Ray Romano and Patricia Heaton are backing their “Everybody Loves Raymond” co-star Brad Garrett when it comes to refusing to do a reboot of the beloved CBS sitcom, which ran for nine seasons and 210 episodes between 1996 and 2005.
“No, there won’t be a reboot,” Romano told the New York Post point blank while marking the sitcom’s 30th anniversary. “The obvious is Peter [Boyle] and Doris [Roberts] and one of the kids — they’re no longer with us. We’re all heartbroken. They’re a big part of the show, the dynamic. Without them, I don’t know what the dynamic is. We love the show too much, we respect it too much to even try to do it.”
Boyle and Roberts, who played Romano’s on-screen parents Frank and Marie, died in 2006 and 2016, respectively. Sawyer Sweeten, who played one of Romano’s twin sons, died in 2015 at 19 years old.
“To try to do it again without the cast members that we’ve lost would be a disservice to the show,” Heaton added. “You shouldn’t try to go back and redo something that is pretty much perfect. We need to just leave it there and let people enjoy it for what it was.”
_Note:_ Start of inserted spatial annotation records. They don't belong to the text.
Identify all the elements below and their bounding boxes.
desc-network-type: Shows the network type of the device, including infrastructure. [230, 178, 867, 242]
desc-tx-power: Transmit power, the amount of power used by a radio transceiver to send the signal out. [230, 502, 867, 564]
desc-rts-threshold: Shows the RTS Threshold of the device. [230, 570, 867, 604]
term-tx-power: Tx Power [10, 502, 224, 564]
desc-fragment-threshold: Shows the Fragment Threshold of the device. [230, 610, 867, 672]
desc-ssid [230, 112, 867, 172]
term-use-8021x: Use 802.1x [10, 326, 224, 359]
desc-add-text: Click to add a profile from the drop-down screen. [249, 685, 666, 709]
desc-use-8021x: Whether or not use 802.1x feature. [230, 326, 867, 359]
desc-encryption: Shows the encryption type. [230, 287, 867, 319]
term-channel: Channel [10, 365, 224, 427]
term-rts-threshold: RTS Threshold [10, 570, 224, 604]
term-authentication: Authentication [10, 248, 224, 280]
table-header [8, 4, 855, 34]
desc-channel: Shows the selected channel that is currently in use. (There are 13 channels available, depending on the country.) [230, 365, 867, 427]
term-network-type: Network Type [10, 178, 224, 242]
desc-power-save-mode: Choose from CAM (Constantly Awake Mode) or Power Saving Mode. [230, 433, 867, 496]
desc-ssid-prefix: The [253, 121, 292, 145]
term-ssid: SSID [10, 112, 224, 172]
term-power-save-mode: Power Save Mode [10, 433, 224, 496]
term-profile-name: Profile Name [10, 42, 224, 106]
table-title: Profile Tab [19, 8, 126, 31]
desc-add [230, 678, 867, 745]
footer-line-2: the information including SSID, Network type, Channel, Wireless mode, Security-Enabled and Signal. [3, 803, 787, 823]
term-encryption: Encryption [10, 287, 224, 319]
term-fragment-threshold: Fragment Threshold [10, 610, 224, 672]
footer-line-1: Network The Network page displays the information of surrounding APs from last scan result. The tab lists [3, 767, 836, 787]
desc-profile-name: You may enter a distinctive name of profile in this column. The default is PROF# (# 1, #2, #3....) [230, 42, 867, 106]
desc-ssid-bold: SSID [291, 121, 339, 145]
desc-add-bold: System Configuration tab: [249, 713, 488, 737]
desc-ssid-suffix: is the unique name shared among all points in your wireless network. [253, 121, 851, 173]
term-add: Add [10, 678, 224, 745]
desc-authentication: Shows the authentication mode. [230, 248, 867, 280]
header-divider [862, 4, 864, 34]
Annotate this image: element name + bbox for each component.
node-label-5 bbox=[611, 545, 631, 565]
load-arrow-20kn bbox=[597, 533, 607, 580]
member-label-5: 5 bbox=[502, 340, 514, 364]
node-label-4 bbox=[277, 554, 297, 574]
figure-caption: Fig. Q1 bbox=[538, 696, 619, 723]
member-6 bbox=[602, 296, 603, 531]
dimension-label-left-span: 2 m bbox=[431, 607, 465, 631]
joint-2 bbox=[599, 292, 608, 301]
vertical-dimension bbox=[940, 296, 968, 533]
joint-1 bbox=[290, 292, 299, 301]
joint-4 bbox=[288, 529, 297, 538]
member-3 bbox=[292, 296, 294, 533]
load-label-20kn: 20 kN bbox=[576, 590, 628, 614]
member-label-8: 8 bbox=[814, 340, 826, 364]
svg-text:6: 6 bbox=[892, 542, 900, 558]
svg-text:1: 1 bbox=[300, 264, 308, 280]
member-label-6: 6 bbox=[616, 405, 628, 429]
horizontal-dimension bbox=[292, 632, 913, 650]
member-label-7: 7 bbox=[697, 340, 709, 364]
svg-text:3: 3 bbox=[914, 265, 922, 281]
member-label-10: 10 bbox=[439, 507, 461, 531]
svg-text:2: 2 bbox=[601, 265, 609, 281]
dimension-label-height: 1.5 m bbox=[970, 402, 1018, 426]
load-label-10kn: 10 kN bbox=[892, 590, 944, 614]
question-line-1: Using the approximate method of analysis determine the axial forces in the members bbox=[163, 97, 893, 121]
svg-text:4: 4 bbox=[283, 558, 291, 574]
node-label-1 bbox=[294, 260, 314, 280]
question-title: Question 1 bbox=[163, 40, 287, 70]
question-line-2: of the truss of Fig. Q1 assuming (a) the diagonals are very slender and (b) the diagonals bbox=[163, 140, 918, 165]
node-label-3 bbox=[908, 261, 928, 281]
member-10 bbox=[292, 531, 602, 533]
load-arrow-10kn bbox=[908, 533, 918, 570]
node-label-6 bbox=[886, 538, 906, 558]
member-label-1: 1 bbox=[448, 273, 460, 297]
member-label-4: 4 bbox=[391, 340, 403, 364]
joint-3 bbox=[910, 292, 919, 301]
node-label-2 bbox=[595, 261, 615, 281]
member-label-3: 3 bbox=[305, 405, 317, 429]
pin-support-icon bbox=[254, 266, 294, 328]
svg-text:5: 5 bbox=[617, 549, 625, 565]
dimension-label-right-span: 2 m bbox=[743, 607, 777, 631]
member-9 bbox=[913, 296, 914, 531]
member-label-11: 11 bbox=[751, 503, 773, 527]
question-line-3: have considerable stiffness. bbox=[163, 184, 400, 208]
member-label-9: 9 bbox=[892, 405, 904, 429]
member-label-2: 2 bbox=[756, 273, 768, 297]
Heaton argued that Romano and “Everybody Loves Raymond” creator Philip Rosenthal chose to end the series after nine seasons because “they felt like they’d really done all of the stories,” adding: “They have a lot of integrity in that way. The network would have wanted us to go for three more years, but they didn’t want to run the show into the ground.”
Cast member Brad Garrett told People earlier this month that a reboot could never happen because “there is no show without the parents. They were the catalyst, and to do anything that would resemble that wouldn’t be right to the audiences or the loyal fan base. And it was about those two families, and you can’t get around that.”